The capsules are contained in oPA/aluminium/pvc blisters with a peelable lidding foil composed of polyester/aluminium of either 8 or 14 hard capsules in each blister.

Colobreathe is available in packs containing either 8 or 56 hard capsules.

Each 56 capsule pack contains one Turbospin powder inhaler device and 7 blisters of 8 capsules or one Turbospin powder inhaler device and 4 blisters of 14 capsules (56 hard capsules) sufficient for 4 weeks use.

Each 8 capsule pack contains one Turbospin powder inhaler device and 1 blister of 8 hard capsules sufficient for 4 days use.

Not all pack sizes may be marketed.

6.6 Special precautions for disposal

Capsules: no special requirements for disposal. The Turbospin device should be discarded after completion of the treatment pack.

Colobreathe capsules should only be administered using the Turbospin inhaler device.

Taking Colobreathe using the Turbospin inhaler

The following instructions should be adhered to by the patient when taking Colobreathe:

Preparing the Turbospin

1. Remove the cap. It comes away with a gentle pull.

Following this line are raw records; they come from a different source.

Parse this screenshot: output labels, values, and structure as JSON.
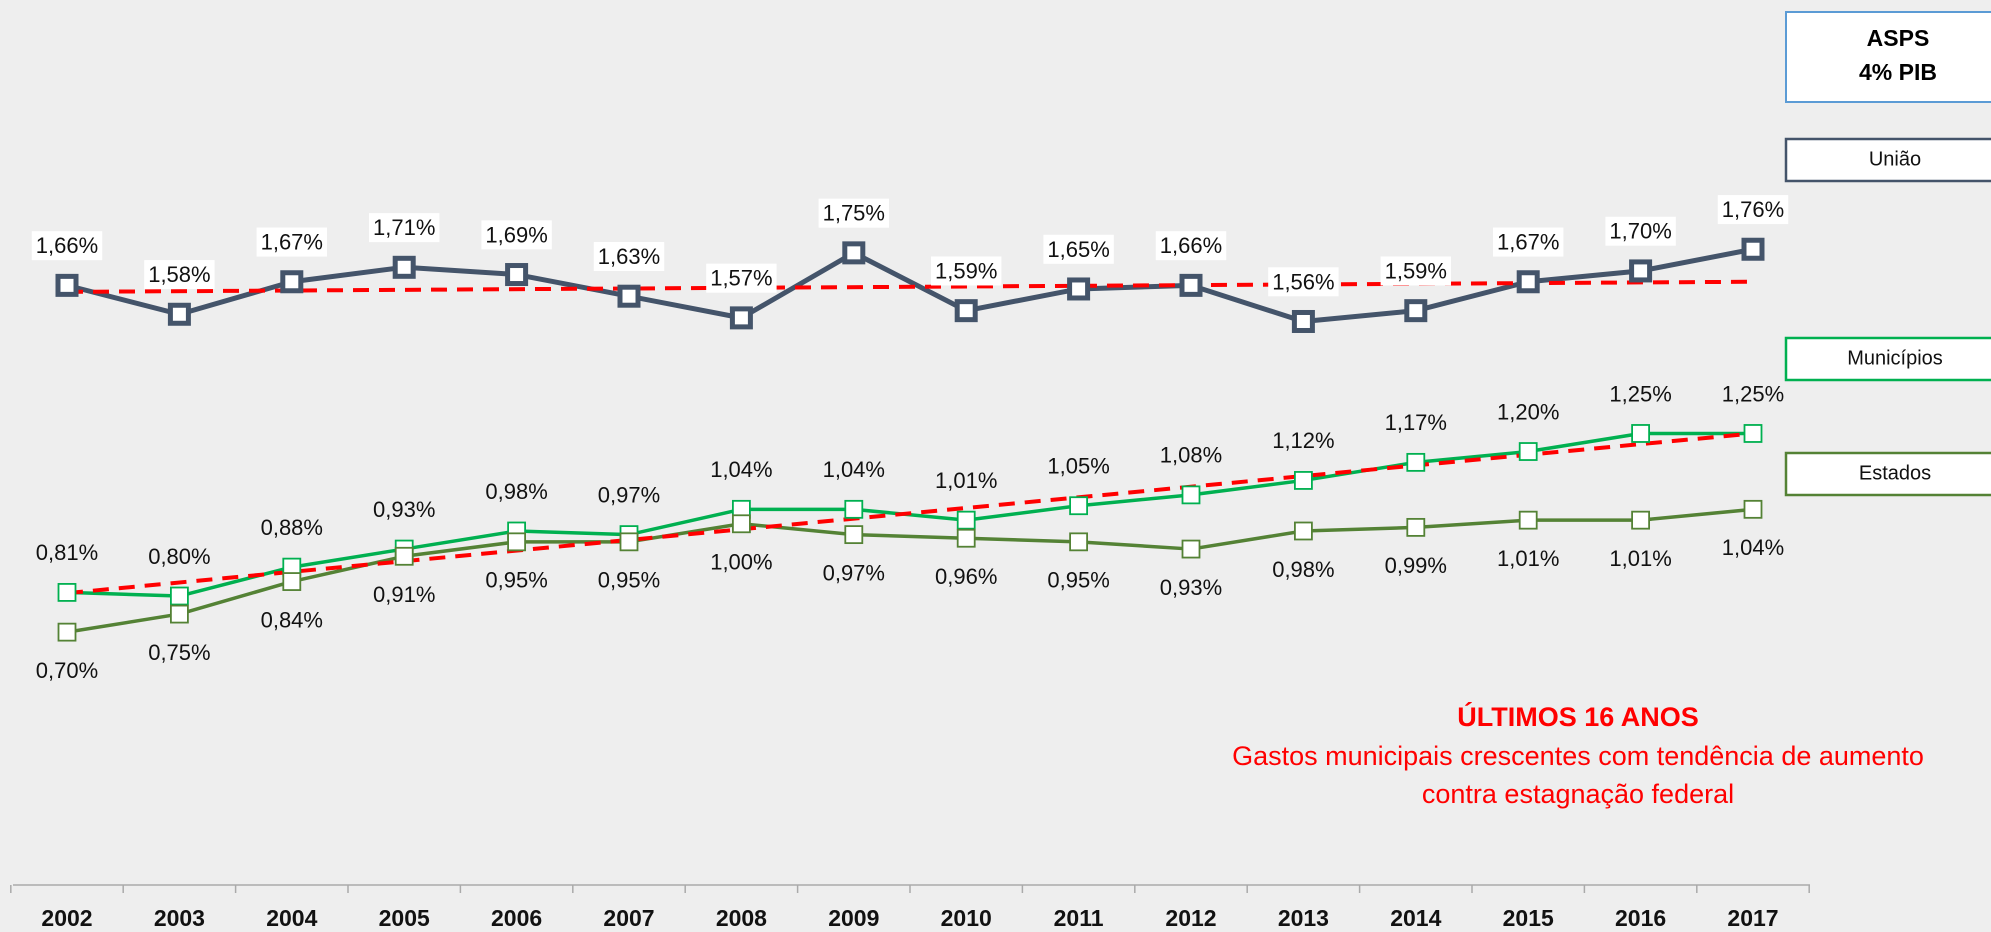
{
  "chart_data": {
    "type": "line",
    "categories": [
      "2002",
      "2003",
      "2004",
      "2005",
      "2006",
      "2007",
      "2008",
      "2009",
      "2010",
      "2011",
      "2012",
      "2013",
      "2014",
      "2015",
      "2016",
      "2017"
    ],
    "series": [
      {
        "name": "União",
        "color": "#44546a",
        "label_side": "above",
        "values": [
          1.66,
          1.58,
          1.67,
          1.71,
          1.69,
          1.63,
          1.57,
          1.75,
          1.59,
          1.65,
          1.66,
          1.56,
          1.59,
          1.67,
          1.7,
          1.76
        ],
        "value_labels": [
          "1,66%",
          "1,58%",
          "1,67%",
          "1,71%",
          "1,69%",
          "1,63%",
          "1,57%",
          "1,75%",
          "1,59%",
          "1,65%",
          "1,66%",
          "1,56%",
          "1,59%",
          "1,67%",
          "1,70%",
          "1,76%"
        ]
      },
      {
        "name": "Municípios",
        "color": "#00b050",
        "label_side": "above",
        "values": [
          0.81,
          0.8,
          0.88,
          0.93,
          0.98,
          0.97,
          1.04,
          1.04,
          1.01,
          1.05,
          1.08,
          1.12,
          1.17,
          1.2,
          1.25,
          1.25
        ],
        "value_labels": [
          "0,81%",
          "0,80%",
          "0,88%",
          "0,93%",
          "0,98%",
          "0,97%",
          "1,04%",
          "1,04%",
          "1,01%",
          "1,05%",
          "1,08%",
          "1,12%",
          "1,17%",
          "1,20%",
          "1,25%",
          "1,25%"
        ]
      },
      {
        "name": "Estados",
        "color": "#548235",
        "label_side": "below",
        "values": [
          0.7,
          0.75,
          0.84,
          0.91,
          0.95,
          0.95,
          1.0,
          0.97,
          0.96,
          0.95,
          0.93,
          0.98,
          0.99,
          1.01,
          1.01,
          1.04
        ],
        "value_labels": [
          "0,70%",
          "0,75%",
          "0,84%",
          "0,91%",
          "0,95%",
          "0,95%",
          "1,00%",
          "0,97%",
          "0,96%",
          "0,95%",
          "0,93%",
          "0,98%",
          "0,99%",
          "1,01%",
          "1,01%",
          "1,04%"
        ]
      }
    ],
    "trendlines": [
      {
        "color": "#ff0000",
        "values": [
          1.642,
          1.67
        ]
      },
      {
        "color": "#ff0000",
        "values": [
          0.808,
          1.25
        ]
      }
    ],
    "ylim": [
      0,
      2.45
    ],
    "legend_title": "ASPS",
    "legend_subtitle": "4% PIB",
    "annotation": {
      "title": "ÚLTIMOS 16 ANOS",
      "lines": [
        "Gastos municipais crescentes com tendência de aumento",
        "contra estagnação federal"
      ],
      "color": "#ff0000"
    }
  }
}
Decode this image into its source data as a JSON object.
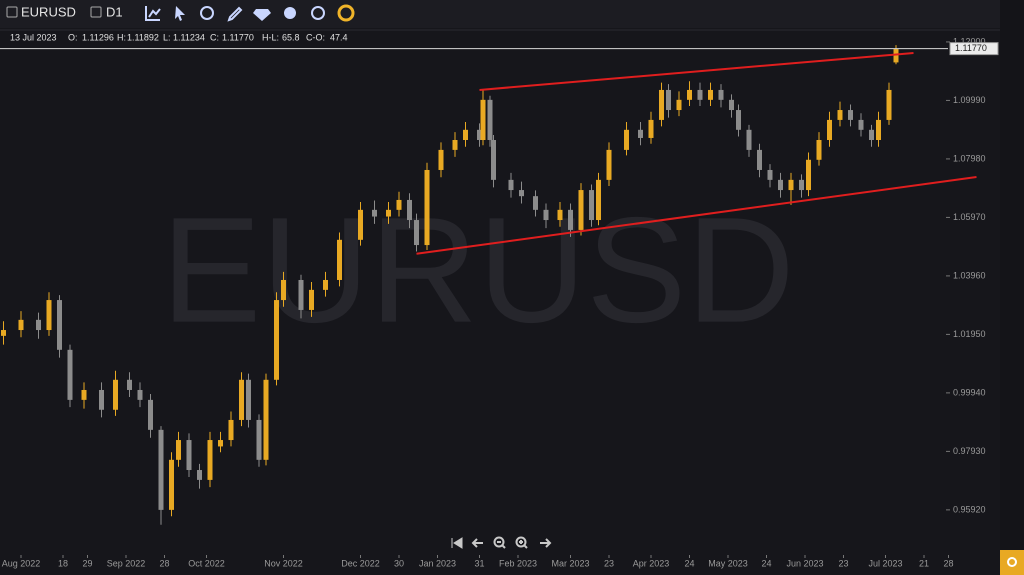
{
  "toolbar": {
    "symbol": "EURUSD",
    "timeframe": "D1"
  },
  "info": {
    "date": "13 Jul 2023",
    "fields": [
      {
        "label": "O:",
        "value": "1.11296"
      },
      {
        "label": "H:",
        "value": "1.11892"
      },
      {
        "label": "L:",
        "value": "1.11234"
      },
      {
        "label": "C:",
        "value": "1.11770"
      },
      {
        "label": "H-L:",
        "value": "65.8"
      },
      {
        "label": "C-O:",
        "value": "47.4"
      }
    ]
  },
  "chart_data": {
    "type": "candlestick",
    "watermark": "EURUSD",
    "up_color": "#e8a923",
    "down_color": "#8c8c8c",
    "xlim": [
      -6,
      268
    ],
    "ylim": [
      0.9461,
      1.1241
    ],
    "xticks": [
      {
        "value": 0,
        "label": "Aug 2022"
      },
      {
        "value": 12,
        "label": "18"
      },
      {
        "value": 19,
        "label": "29"
      },
      {
        "value": 30,
        "label": "Sep 2022"
      },
      {
        "value": 41,
        "label": "28"
      },
      {
        "value": 53,
        "label": "Oct 2022"
      },
      {
        "value": 75,
        "label": "Nov 2022"
      },
      {
        "value": 97,
        "label": "Dec 2022"
      },
      {
        "value": 108,
        "label": "30"
      },
      {
        "value": 119,
        "label": "Jan 2023"
      },
      {
        "value": 131,
        "label": "31"
      },
      {
        "value": 142,
        "label": "Feb 2023"
      },
      {
        "value": 157,
        "label": "Mar 2023"
      },
      {
        "value": 168,
        "label": "23"
      },
      {
        "value": 180,
        "label": "Apr 2023"
      },
      {
        "value": 191,
        "label": "24"
      },
      {
        "value": 202,
        "label": "May 2023"
      },
      {
        "value": 213,
        "label": "24"
      },
      {
        "value": 224,
        "label": "Jun 2023"
      },
      {
        "value": 235,
        "label": "23"
      },
      {
        "value": 247,
        "label": "Jul 2023"
      },
      {
        "value": 258,
        "label": "21"
      },
      {
        "value": 265,
        "label": "28"
      }
    ],
    "yticks": [
      {
        "value": 1.12,
        "label": "1.12000"
      },
      {
        "value": 1.0999,
        "label": "1.09990"
      },
      {
        "value": 1.0798,
        "label": "1.07980"
      },
      {
        "value": 1.0597,
        "label": "1.05970"
      },
      {
        "value": 1.0396,
        "label": "1.03960"
      },
      {
        "value": 1.0195,
        "label": "1.01950"
      },
      {
        "value": 0.9994,
        "label": "0.99940"
      },
      {
        "value": 0.9793,
        "label": "0.97930"
      },
      {
        "value": 0.9592,
        "label": "0.95920"
      }
    ],
    "price_line": {
      "value": 1.1177,
      "label": "1.11770"
    },
    "trendlines": [
      {
        "color": "#e01e1e",
        "x": [
          131,
          255
        ],
        "y": [
          1.1035,
          1.1162
        ]
      },
      {
        "color": "#e01e1e",
        "x": [
          113,
          273
        ],
        "y": [
          1.0472,
          1.0736
        ]
      }
    ],
    "x": [
      -5,
      0,
      5,
      8,
      11,
      14,
      18,
      23,
      27,
      31,
      34,
      37,
      40,
      43,
      45,
      48,
      51,
      54,
      57,
      60,
      63,
      65,
      68,
      70,
      73,
      75,
      80,
      83,
      87,
      91,
      97,
      101,
      105,
      108,
      111,
      113,
      116,
      120,
      124,
      127,
      131,
      132,
      134,
      135,
      140,
      143,
      147,
      150,
      154,
      157,
      160,
      163,
      165,
      168,
      173,
      177,
      180,
      183,
      185,
      188,
      191,
      194,
      197,
      200,
      203,
      205,
      208,
      211,
      214,
      217,
      220,
      223,
      225,
      228,
      231,
      234,
      237,
      240,
      243,
      245,
      248,
      250
    ],
    "ohlc": [
      [
        1.019,
        1.024,
        1.016,
        1.021
      ],
      [
        1.021,
        1.0275,
        1.0185,
        1.0245
      ],
      [
        1.0245,
        1.027,
        1.018,
        1.021
      ],
      [
        1.021,
        1.034,
        1.019,
        1.0313
      ],
      [
        1.0313,
        1.033,
        1.0115,
        1.0142
      ],
      [
        1.0142,
        1.016,
        0.9945,
        0.997
      ],
      [
        0.997,
        1.003,
        0.994,
        1.0004
      ],
      [
        1.0004,
        1.003,
        0.991,
        0.9936
      ],
      [
        0.9936,
        1.007,
        0.9915,
        1.0039
      ],
      [
        1.0039,
        1.0065,
        0.998,
        1.0004
      ],
      [
        1.0004,
        1.003,
        0.9945,
        0.997
      ],
      [
        0.997,
        0.999,
        0.984,
        0.9867
      ],
      [
        0.9867,
        0.988,
        0.9541,
        0.9592
      ],
      [
        0.9592,
        0.979,
        0.957,
        0.9764
      ],
      [
        0.9764,
        0.986,
        0.974,
        0.9832
      ],
      [
        0.9832,
        0.9855,
        0.9705,
        0.9729
      ],
      [
        0.9729,
        0.975,
        0.9665,
        0.9695
      ],
      [
        0.9695,
        0.986,
        0.967,
        0.9832
      ],
      [
        0.981,
        0.986,
        0.979,
        0.9832
      ],
      [
        0.9832,
        0.993,
        0.981,
        0.9901
      ],
      [
        0.9901,
        1.0065,
        0.988,
        1.0039
      ],
      [
        1.0039,
        1.006,
        0.9875,
        0.9901
      ],
      [
        0.9901,
        0.992,
        0.974,
        0.9764
      ],
      [
        0.9764,
        1.006,
        0.9745,
        1.0039
      ],
      [
        1.0039,
        1.034,
        1.002,
        1.0313
      ],
      [
        1.0313,
        1.041,
        1.029,
        1.0382
      ],
      [
        1.0382,
        1.04,
        1.025,
        1.0279
      ],
      [
        1.0279,
        1.0375,
        1.0255,
        1.0348
      ],
      [
        1.0348,
        1.041,
        1.0325,
        1.0382
      ],
      [
        1.0382,
        1.0545,
        1.036,
        1.052
      ],
      [
        1.052,
        1.065,
        1.05,
        1.0623
      ],
      [
        1.0623,
        1.0655,
        1.0575,
        1.06
      ],
      [
        1.06,
        1.065,
        1.0575,
        1.0623
      ],
      [
        1.0623,
        1.0685,
        1.06,
        1.0657
      ],
      [
        1.0657,
        1.068,
        1.056,
        1.0588
      ],
      [
        1.0588,
        1.061,
        1.048,
        1.0502
      ],
      [
        1.0502,
        1.0785,
        1.0485,
        1.076
      ],
      [
        1.076,
        1.0855,
        1.0735,
        1.0829
      ],
      [
        1.0829,
        1.089,
        1.0805,
        1.0863
      ],
      [
        1.0863,
        1.0925,
        1.084,
        1.0898
      ],
      [
        1.0898,
        1.092,
        1.084,
        1.0863
      ],
      [
        1.0863,
        1.1035,
        1.0845,
        1.1001
      ],
      [
        1.1001,
        1.1015,
        1.084,
        1.0863
      ],
      [
        1.0863,
        1.088,
        1.07,
        1.0726
      ],
      [
        1.0726,
        1.075,
        1.0665,
        1.0691
      ],
      [
        1.0691,
        1.072,
        1.0645,
        1.067
      ],
      [
        1.067,
        1.069,
        1.06,
        1.0623
      ],
      [
        1.0623,
        1.0645,
        1.056,
        1.0588
      ],
      [
        1.0588,
        1.065,
        1.0565,
        1.0623
      ],
      [
        1.0623,
        1.0645,
        1.053,
        1.0554
      ],
      [
        1.0554,
        1.0715,
        1.0535,
        1.0691
      ],
      [
        1.0691,
        1.071,
        1.0565,
        1.0588
      ],
      [
        1.0588,
        1.075,
        1.057,
        1.0726
      ],
      [
        1.0726,
        1.0855,
        1.0705,
        1.0829
      ],
      [
        1.0829,
        1.0925,
        1.081,
        1.0898
      ],
      [
        1.0898,
        1.0925,
        1.0845,
        1.087
      ],
      [
        1.087,
        1.096,
        1.085,
        1.0932
      ],
      [
        1.0932,
        1.106,
        1.091,
        1.1035
      ],
      [
        1.1035,
        1.1055,
        1.094,
        1.0966
      ],
      [
        1.0966,
        1.103,
        1.0945,
        1.1001
      ],
      [
        1.1001,
        1.1065,
        1.098,
        1.1035
      ],
      [
        1.1035,
        1.106,
        1.098,
        1.1001
      ],
      [
        1.1001,
        1.106,
        1.098,
        1.1035
      ],
      [
        1.1035,
        1.1055,
        1.0975,
        1.1001
      ],
      [
        1.1001,
        1.102,
        1.094,
        1.0966
      ],
      [
        1.0966,
        1.0985,
        1.0875,
        1.0898
      ],
      [
        1.0898,
        1.0915,
        1.0805,
        1.0829
      ],
      [
        1.0829,
        1.085,
        1.0735,
        1.076
      ],
      [
        1.076,
        1.078,
        1.07,
        1.0726
      ],
      [
        1.0726,
        1.075,
        1.0665,
        1.0691
      ],
      [
        1.0691,
        1.075,
        1.064,
        1.0726
      ],
      [
        1.0726,
        1.0745,
        1.0665,
        1.0691
      ],
      [
        1.0691,
        1.082,
        1.067,
        1.0795
      ],
      [
        1.0795,
        1.089,
        1.0775,
        1.0863
      ],
      [
        1.0863,
        1.096,
        1.084,
        1.0932
      ],
      [
        1.0932,
        1.0995,
        1.091,
        1.0966
      ],
      [
        1.0966,
        1.0985,
        1.091,
        1.0932
      ],
      [
        1.0932,
        1.0955,
        1.0875,
        1.0898
      ],
      [
        1.0898,
        1.0915,
        1.084,
        1.0863
      ],
      [
        1.0863,
        1.096,
        1.084,
        1.0932
      ],
      [
        1.0932,
        1.106,
        1.0915,
        1.1035
      ],
      [
        1.11296,
        1.11892,
        1.11234,
        1.1177
      ]
    ]
  }
}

2. Unscrew the mouthpiece, exposing the chamber of the Turbospin inhaler.

3. Remove a single capsule from the blister pack. Once you have removed the capsule it must be used immediately.

4. Gently insert the capsule into the chamber with the widest end first. No force is required.

5. Now replace the mouthpiece by screwing it back into place.

Piercing the capsule and inhaling the medicine

6. To pierce the capsule:

Hold the inhaler with the mouthpiece upright, gently push the piston upwards until the visible line is reached – you will feel resistance at this point and this will lock the capsule in place ready for piercing. Hold that position before continuing to follow through with the piercing.

Now, with the capsule locked in place, continue pushing the piston as far as it will go and then release.

The capsule is now pierced and the contents can be inhaled.

Do not pierce the capsule more than once. You may see a small amount of powder released from the capsule chamber after the capsule is pierced, this is normal.

7. Breathe out slowly. Place the mouthpiece between your lips and teeth. Ensure there is a seal between your lips and the mouthpiece. Take care not to cover the air slits with your fingers or mouth during inhalation.

8. Then, breathe in slowly and deeply through your mouth at a rate sufficient for you to hear or feel the capsule spinning.

9. Remove the Turbospin inhaler from your mouth and hold your breath for about 10 seconds or for as long as is comfortable, then breathe out slowly.

10. If you do not hear the capsule spinning, the capsule may be stuck in the compartment. If this occurs, you can loosen the capsule by gently tapping the chamber of the inhaler. Do not try to loosen the capsule by repeatedly pressing the piston. If the capsule cannot be loosened and the powder cannot be inhaled, dispose of the broken capsule and any powder remaining in it and use another.

11. Inhale the medicine again by repeating Steps 7 and 8 to ensure you have emptied the capsule.

12. You can check whether the capsule is empty by unscrewing the mouthpiece and checking the capsule. If it is not empty, repeat steps 7, 8 and 9 until you have inhaled all of the contents.

13. Once all the contents have been inhaled, rinse your mouth out well with water and spit out.